As you can see from the map (of which there should be several on the desk for those of us who don't trust Google), the directions aren't that far off, except for the bizarre relocation of Siler City (it's east of Asheboro for you out-of-towners). Leaving the inquiring mind to wonder: How did that happen? Why didn't it get caught? And can't anybody here play this game?
After all, you can get to Raeford from Charlotte by going through Siler City. It's just that absent some compelling reason, like family or obscure but not especially good taste in barbecue, there's no reason to. So the correction's not even really about something wrong. And since we don't add any corrected information to the mix, or even leaven the Monday paper with the candor and sometimes witty directness of the Grauniad's corrections, is there a point?
Stifling, at some effort, the urge to complain yet again about the Great State of Mecklenburg and its bizarre belief that everything east of Greensboro is foreign territory, I'm inclined to say: Not enough of one. I'd like to think The Rules are being reviewed for the desks concerned:
1) Always look at the map when you're reviewing the directions. It's like looking at the photo when you write a cutline. It's how we do things.
2) It doesn't matter how well you think you know the terrain. Look at the damn map again.
3) Especially if it's a travel piece, the purpose of which is to enable this pastime called "travel," not to screw it up.
4) Especially if it's from a freelancer.
5) Not that you should trust a staffer as far as you can dropkick him/her into a stiff breeze either. RTFM, we say; encore RTFM and toujours RTFM.
Labels: corrections
1 Comments:
Geography seems to be one of those subjects displaced in the modurn skul system by whatever feel-good course has been sold to the EdD folks in Raleigh. Just the other night I heard a weather droid admit that she didn't know where the Windward Islands were located. For someone who is supposed to be following hurricane developments, that was a shocking admission.

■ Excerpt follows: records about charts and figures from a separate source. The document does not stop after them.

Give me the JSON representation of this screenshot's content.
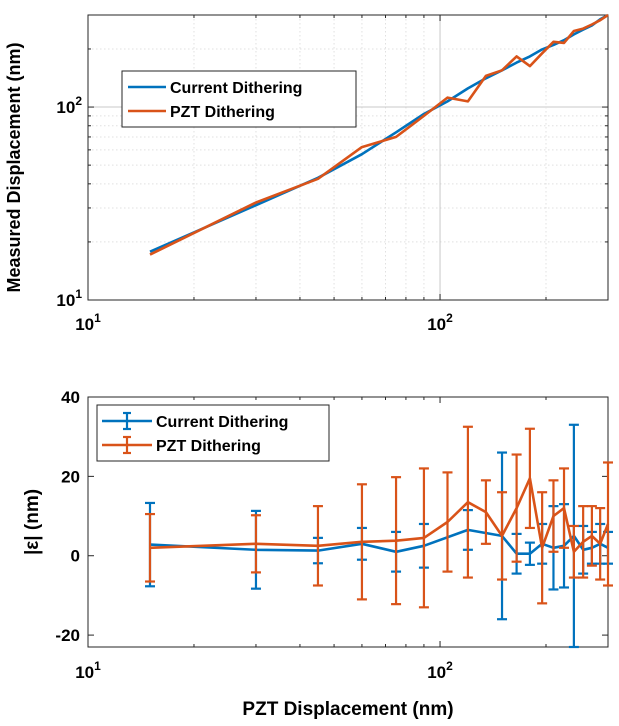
{
  "chart_data": [
    {
      "type": "line",
      "ylabel": "Measured Displacement (nm)",
      "xlabel": "",
      "xscale": "log",
      "yscale": "log",
      "xlim": [
        10,
        300
      ],
      "ylim": [
        10,
        300
      ],
      "grid": true,
      "legend_position": "top-left",
      "xticks": [
        "10",
        "10"
      ],
      "yticks": [
        "10",
        "10"
      ],
      "xticks_exp": [
        "1",
        "2"
      ],
      "yticks_exp": [
        "1",
        "2"
      ],
      "series": [
        {
          "name": "Current Dithering",
          "color": "#0072BD",
          "x": [
            15,
            30,
            45,
            60,
            75,
            90,
            105,
            120,
            135,
            150,
            165,
            180,
            195,
            210,
            225,
            240,
            255,
            270,
            285,
            300
          ],
          "y": [
            17.8,
            31,
            43,
            57,
            74,
            92,
            107,
            125,
            141,
            155,
            170,
            183,
            199,
            210,
            222,
            238,
            252,
            265,
            285,
            300
          ]
        },
        {
          "name": "PZT Dithering",
          "color": "#D95319",
          "x": [
            15,
            30,
            45,
            60,
            75,
            90,
            105,
            120,
            135,
            150,
            165,
            180,
            195,
            210,
            225,
            240,
            255,
            270,
            285,
            300
          ],
          "y": [
            17.2,
            32,
            42.5,
            62,
            70,
            90,
            112,
            107,
            145,
            155,
            183,
            163,
            190,
            218,
            215,
            248,
            255,
            268,
            282,
            300
          ]
        }
      ]
    },
    {
      "type": "line",
      "ylabel": "|ε| (nm)",
      "xlabel": "PZT Displacement (nm)",
      "xscale": "log",
      "xlim": [
        10,
        300
      ],
      "ylim": [
        -23,
        40
      ],
      "grid": false,
      "legend_position": "top-left",
      "xticks": [
        "10",
        "10"
      ],
      "xticks_exp": [
        "1",
        "2"
      ],
      "yticks": [
        "-20",
        "0",
        "20",
        "40"
      ],
      "series": [
        {
          "name": "Current Dithering",
          "color": "#0072BD",
          "x": [
            15,
            30,
            45,
            60,
            75,
            90,
            120,
            150,
            165,
            180,
            195,
            210,
            225,
            240,
            255,
            270,
            285,
            300
          ],
          "y": [
            2.8,
            1.5,
            1.3,
            3.0,
            1.0,
            2.5,
            6.5,
            5.0,
            0.5,
            0.5,
            3.0,
            2.0,
            2.5,
            5.0,
            1.5,
            2.0,
            3.0,
            2.0
          ],
          "err": [
            10.5,
            9.8,
            3.2,
            4.0,
            5.0,
            5.5,
            5.0,
            21,
            5.0,
            2.8,
            5.0,
            10.5,
            10.5,
            28,
            6.0,
            4.0,
            5.0,
            4.0
          ]
        },
        {
          "name": "PZT Dithering",
          "color": "#D95319",
          "x": [
            15,
            30,
            45,
            60,
            75,
            90,
            105,
            120,
            135,
            150,
            165,
            180,
            195,
            210,
            225,
            240,
            255,
            270,
            285,
            300
          ],
          "y": [
            2.0,
            3.0,
            2.5,
            3.5,
            3.8,
            4.5,
            8.5,
            13.5,
            11.0,
            5.0,
            12.0,
            19.5,
            2.0,
            10.0,
            12.0,
            1.0,
            3.5,
            5.0,
            3.0,
            8.0
          ],
          "err": [
            8.5,
            7.2,
            10.0,
            14.5,
            16.0,
            17.5,
            12.5,
            19.0,
            8.0,
            11.0,
            13.5,
            12.5,
            14.0,
            9.0,
            10.0,
            6.5,
            9.0,
            7.5,
            9.0,
            15.5
          ]
        }
      ]
    }
  ]
}
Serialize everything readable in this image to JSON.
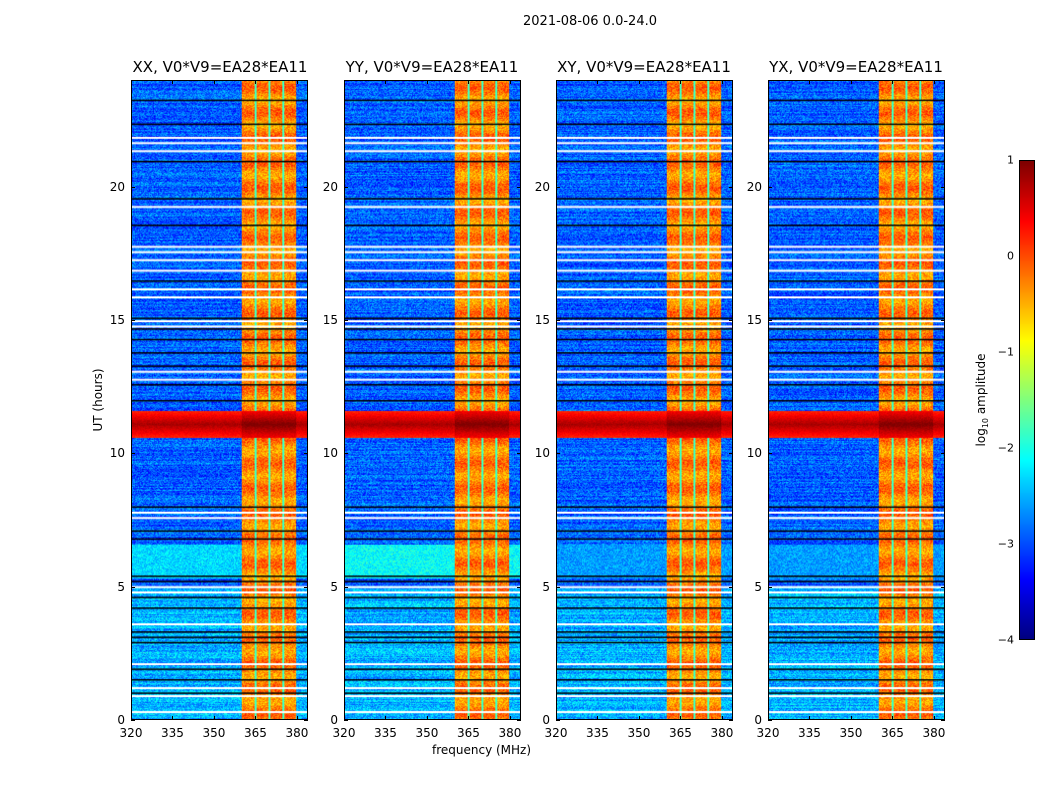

But newcomers and other furriners can be forgiven their lack of local knowledge - putting Muscle Shoals in Memphis, as the Grauniad did, indicates that history is also being ignored in the Brit skul system. As for Siler City, well, at one time it was the only place one could find an open public restroom between Raleigh and Asheboro and remains in the public consciousness as such.
Otherwise, it does have a Dew Drop Inn. Whether there are any drunk chicks and a guy with green teeth would require further investigation.